If you own an estate agency and you have got any agents with no tax directives, is is acceptable if you tax them at 25% as an independent contractor until such a time that they obtain a tax directive? Also such an individual elect to then pay an additiona


Important:

This answer is based on tax law year ending 28 February 2018.

Answer:

Your statement that they “can be seen as … independent” requires comment.  We will first deal with the requests:  

1. Withholding at 25%:

The SARS guide, for 2019, deals with the 25% issue as follows: 

“Under no circumstances may 25% or any other percentage for that matter, be deducted from remuneration, unless the tax directive so directs.” 

2. Withholding a greater amount of employees’ tax

Paragraph 2(2) of the Fourth Schedule deals with the withholding of a greater amount in respect of employees’ tax.  It reads as follows: 

“Any employer may, at the written request of any employee, deduct or withhold from any amount of remuneration an amount by way of employees' tax greater than that required to be deducted or withheld in terms of sub-paragraph (1), and shall remit such amount to the Commissioner, and the provisions of this Schedule relating to employees' tax shall mutatis mutandis apply in respect of such amount.”  

Independent: 

The issue, as far as the services rendered by the individual is concerned, is whether they are rendered by the individual in a capacity as a person carrying on a trade independently.  Generally speaking, a person deriving an amount (in respect of services rendered) by way of a fee would be in receipt of remuneration UNLESS the individual rendered the services in the course of a trade carried on independently (as required by proviso (ii) to the definition of remuneration in paragraph 1 of the Fourth Schedule to the Income Tax Act) by him or her).  

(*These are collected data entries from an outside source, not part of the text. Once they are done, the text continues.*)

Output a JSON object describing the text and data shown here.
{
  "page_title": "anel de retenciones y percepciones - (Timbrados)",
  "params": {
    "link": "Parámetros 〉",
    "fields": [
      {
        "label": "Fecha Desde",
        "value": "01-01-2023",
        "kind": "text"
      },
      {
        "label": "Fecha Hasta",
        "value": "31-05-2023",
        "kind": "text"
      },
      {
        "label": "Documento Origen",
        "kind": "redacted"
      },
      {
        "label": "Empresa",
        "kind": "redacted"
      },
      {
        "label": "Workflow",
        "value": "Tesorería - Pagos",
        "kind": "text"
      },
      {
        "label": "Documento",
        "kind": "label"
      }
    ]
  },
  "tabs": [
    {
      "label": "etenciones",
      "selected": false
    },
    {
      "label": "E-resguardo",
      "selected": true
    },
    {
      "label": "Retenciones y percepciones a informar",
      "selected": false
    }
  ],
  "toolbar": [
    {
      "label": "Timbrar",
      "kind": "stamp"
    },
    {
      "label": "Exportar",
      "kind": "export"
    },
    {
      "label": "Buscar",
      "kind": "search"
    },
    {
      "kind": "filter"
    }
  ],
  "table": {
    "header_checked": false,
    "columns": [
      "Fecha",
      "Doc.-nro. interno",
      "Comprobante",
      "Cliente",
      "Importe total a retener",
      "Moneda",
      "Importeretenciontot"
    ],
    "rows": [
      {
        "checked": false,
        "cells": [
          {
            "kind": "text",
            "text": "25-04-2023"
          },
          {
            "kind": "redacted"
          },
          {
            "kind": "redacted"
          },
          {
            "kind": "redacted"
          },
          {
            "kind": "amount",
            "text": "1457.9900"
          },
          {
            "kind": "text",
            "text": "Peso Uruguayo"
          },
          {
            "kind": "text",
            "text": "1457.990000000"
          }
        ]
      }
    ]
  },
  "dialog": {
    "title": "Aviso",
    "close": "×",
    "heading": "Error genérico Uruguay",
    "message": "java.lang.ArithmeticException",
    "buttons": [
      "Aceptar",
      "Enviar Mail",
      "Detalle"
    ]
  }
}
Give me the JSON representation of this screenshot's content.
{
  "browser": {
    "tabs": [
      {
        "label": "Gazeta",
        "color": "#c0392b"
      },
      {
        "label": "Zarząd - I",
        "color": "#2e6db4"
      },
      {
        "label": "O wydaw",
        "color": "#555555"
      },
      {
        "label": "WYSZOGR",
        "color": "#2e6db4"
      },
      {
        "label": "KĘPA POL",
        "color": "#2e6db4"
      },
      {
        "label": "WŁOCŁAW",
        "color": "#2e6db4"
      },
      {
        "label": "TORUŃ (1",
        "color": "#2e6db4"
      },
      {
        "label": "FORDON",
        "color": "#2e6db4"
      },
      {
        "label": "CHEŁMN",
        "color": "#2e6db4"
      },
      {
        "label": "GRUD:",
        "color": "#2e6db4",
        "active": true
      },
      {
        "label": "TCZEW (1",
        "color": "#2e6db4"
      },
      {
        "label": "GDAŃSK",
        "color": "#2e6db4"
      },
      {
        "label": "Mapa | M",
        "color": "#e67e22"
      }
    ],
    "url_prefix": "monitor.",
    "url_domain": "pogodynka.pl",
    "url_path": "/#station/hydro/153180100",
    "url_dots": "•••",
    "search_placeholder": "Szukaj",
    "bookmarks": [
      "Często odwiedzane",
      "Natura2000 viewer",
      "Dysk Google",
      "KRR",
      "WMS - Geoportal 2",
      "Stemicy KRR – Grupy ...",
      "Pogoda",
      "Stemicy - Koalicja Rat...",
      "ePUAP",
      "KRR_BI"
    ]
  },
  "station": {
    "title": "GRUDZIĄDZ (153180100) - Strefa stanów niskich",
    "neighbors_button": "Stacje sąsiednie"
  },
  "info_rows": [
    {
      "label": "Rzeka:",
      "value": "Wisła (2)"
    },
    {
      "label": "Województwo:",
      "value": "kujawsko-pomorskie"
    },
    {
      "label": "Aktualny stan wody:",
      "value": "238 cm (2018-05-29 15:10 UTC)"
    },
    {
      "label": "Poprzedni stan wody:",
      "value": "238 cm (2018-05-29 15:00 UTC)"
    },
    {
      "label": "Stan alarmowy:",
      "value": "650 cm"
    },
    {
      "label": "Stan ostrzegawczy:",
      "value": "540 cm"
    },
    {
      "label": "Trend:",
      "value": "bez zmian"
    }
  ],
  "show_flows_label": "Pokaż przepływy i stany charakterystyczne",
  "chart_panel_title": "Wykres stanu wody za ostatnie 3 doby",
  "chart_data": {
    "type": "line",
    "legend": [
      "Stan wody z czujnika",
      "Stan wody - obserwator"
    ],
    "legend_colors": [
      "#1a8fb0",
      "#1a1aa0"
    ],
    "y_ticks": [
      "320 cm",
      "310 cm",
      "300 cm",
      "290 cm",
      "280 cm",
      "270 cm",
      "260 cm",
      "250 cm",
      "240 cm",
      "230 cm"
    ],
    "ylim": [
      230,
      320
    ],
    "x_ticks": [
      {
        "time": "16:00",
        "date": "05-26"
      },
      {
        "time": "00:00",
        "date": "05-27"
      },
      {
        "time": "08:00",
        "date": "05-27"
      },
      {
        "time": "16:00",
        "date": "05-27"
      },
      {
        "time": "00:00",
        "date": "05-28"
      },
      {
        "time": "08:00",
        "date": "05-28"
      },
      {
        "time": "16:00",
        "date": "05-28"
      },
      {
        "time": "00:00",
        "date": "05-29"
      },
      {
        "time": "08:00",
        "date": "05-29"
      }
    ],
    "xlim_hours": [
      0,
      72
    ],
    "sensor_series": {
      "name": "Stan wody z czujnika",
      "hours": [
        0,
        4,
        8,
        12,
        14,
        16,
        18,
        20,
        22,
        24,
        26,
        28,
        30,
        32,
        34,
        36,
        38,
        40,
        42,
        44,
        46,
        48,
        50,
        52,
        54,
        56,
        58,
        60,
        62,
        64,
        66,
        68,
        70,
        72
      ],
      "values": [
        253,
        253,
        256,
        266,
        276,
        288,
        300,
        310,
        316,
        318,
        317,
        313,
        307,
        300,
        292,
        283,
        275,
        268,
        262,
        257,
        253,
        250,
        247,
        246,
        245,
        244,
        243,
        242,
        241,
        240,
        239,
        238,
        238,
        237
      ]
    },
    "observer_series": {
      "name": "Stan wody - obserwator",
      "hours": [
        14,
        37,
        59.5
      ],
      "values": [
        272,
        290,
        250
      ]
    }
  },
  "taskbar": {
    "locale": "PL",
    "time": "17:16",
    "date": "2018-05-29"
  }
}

As explained in the current practice generally prevailing (issue 4), it “is the responsibility of the employer to determine whether the provisions of exclusionary subparagraph (ii) of the definition of “remuneration” are applicable and whether payments are subject to employees’ tax.”  It is SARS’s view that the employer “is in the best position to evaluate the facts and the actual situation”. The ‘employer’ in this instance would be the estate agency.  

The legal relationship between the parties must therefore be gathered from the terms of the (written) agreement between them.  The general principle was explained as follows by Judge Streicher in the Niselow case. The Judge said that "… an employee is a person who makes over his or her capacity to produce to another; an independent contractor, by contrast, is a person whose commitment is to the production of a given result by his or her labour…"  The judge then concluded by saying that the relationship between the parties must remain one in terms of which the person doing the work undertook to produce a certain result and not to render personal services to person paying for it to be a contract in terms of which independent services are rendered.  

If the individuals are carrying on an independent trade, in terms of the proviso to the definition of remuneration that we referred to above, then no employees tax can be withheld, at 25% or any other percentage.